During the Cold War NATO had an explicit purpose and function. It existed to deter Soviet aggression specifically in Western Europe and broadly, around the world. It functioned as a common defense agreement where member states had shared headquarters, command structures, communication channels and equipment. This makes complete sense, as any war with the Soviet Union would be a massive logistical undertaking and sourcing .30-06 ammunition and 7.92 ammunition to the correct troops all the way down to the squad level would be a nightmare. It makes much more sense and is much more effective to have 5.56, 7.62 and other common supply items among member states.
With a common goal and purpose, and mutually aligned command structures and standards, NATO also became an institution of itself. I saw this a bit when I was in Afghanistan, serving under a NATO command. At my level, it didn’t really affect us too much. We still operated day to day with the same soldiers and leadership we had always known, but we also had shared battle space with different NATO forces. The most shocking thing to me was not the differences between us, but how similar we all operated. It really seemed like one big Army, with individual units being more effective or less effective at any given task.
In the first decade of NATO’s existence, a European Headquarters and other command structures were created and integrated into member nation’s military and political decision-making structures. NATO did not just rely on “buy-in” from member states, it started to become an active treaty dominated by the United States and United Kingdom that dictated troop levels, nuclear policy and strategic decision making. This was all done during the “Cold War”, which, while there were heightened tensions with the Soviet Union, no active war or large scale military conflict happened in Europe during the Cold War.
During the Cold War, NATO did not conduct any military operations outside of training. NATO as an organization was not involved in the Falklands War, the Korean War or the Vietnam War. Sure, member states may have contributed troops or politically supported their allies, but as an institution NATO did not commit to any combat or military operations outside of the scope of training.

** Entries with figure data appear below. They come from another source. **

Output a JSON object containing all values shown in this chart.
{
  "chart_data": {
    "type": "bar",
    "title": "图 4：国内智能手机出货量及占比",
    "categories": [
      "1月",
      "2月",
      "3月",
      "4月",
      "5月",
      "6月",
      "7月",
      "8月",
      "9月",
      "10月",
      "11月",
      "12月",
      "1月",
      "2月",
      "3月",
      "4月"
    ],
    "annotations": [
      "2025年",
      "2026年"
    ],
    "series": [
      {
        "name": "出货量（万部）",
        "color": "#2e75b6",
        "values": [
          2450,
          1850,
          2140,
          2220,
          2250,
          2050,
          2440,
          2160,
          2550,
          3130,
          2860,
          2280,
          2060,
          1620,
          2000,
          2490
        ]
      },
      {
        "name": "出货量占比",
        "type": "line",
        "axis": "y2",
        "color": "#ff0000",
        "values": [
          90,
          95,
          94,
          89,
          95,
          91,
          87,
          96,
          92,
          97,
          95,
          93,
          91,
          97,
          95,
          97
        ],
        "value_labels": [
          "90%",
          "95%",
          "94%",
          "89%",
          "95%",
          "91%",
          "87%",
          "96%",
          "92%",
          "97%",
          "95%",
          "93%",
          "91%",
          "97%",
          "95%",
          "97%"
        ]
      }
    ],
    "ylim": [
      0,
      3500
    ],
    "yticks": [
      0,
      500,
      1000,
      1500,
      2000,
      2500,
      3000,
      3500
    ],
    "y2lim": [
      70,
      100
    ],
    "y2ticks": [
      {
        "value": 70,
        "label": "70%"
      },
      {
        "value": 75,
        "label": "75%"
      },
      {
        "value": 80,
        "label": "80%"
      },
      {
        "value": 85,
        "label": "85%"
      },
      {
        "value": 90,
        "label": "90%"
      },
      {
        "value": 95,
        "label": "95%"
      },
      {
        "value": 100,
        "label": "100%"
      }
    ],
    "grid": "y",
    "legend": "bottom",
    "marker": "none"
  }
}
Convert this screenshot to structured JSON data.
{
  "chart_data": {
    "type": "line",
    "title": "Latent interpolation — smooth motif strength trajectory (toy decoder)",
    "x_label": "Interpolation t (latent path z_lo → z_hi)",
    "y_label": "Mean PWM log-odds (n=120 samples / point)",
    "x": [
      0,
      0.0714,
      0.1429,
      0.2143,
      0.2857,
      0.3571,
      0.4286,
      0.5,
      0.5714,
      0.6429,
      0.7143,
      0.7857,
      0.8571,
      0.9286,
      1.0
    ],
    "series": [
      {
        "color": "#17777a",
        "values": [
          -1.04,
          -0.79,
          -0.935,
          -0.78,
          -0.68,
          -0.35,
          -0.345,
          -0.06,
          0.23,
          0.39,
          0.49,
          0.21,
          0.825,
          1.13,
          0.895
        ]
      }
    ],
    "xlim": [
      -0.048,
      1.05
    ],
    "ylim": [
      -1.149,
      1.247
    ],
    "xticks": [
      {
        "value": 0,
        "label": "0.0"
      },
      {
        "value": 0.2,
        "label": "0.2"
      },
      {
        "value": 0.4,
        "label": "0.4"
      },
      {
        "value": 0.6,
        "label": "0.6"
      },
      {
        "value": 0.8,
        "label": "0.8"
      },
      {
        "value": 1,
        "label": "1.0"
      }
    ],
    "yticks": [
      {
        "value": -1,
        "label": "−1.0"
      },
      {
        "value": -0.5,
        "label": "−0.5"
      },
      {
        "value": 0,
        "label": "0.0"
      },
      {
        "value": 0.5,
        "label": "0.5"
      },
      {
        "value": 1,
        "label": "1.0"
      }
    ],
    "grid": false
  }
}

This make sense too, since neither the Soviet Union or the United States wanted to “poke the bear”. If NATO had committed all their member states, or the Warsaw Pact had committed all of their member states to large scale military operations, it was plausible that the other side would quickly counter with at least commensurate if not higher levels of force commitment and firepower leading to further escalation.
Since the fall of the Soviet Union NATO has been much more active. With combat missions and combat deployments in the Balkans and Middle East, NATO as an institution has not only been an active arm of foreign and military policy, but also a way to expand American and Western European hegemony across the globe. This will inevitably lead to more conflict unless the institutional power of NATO is checked and member states take ownership of their defensive policies.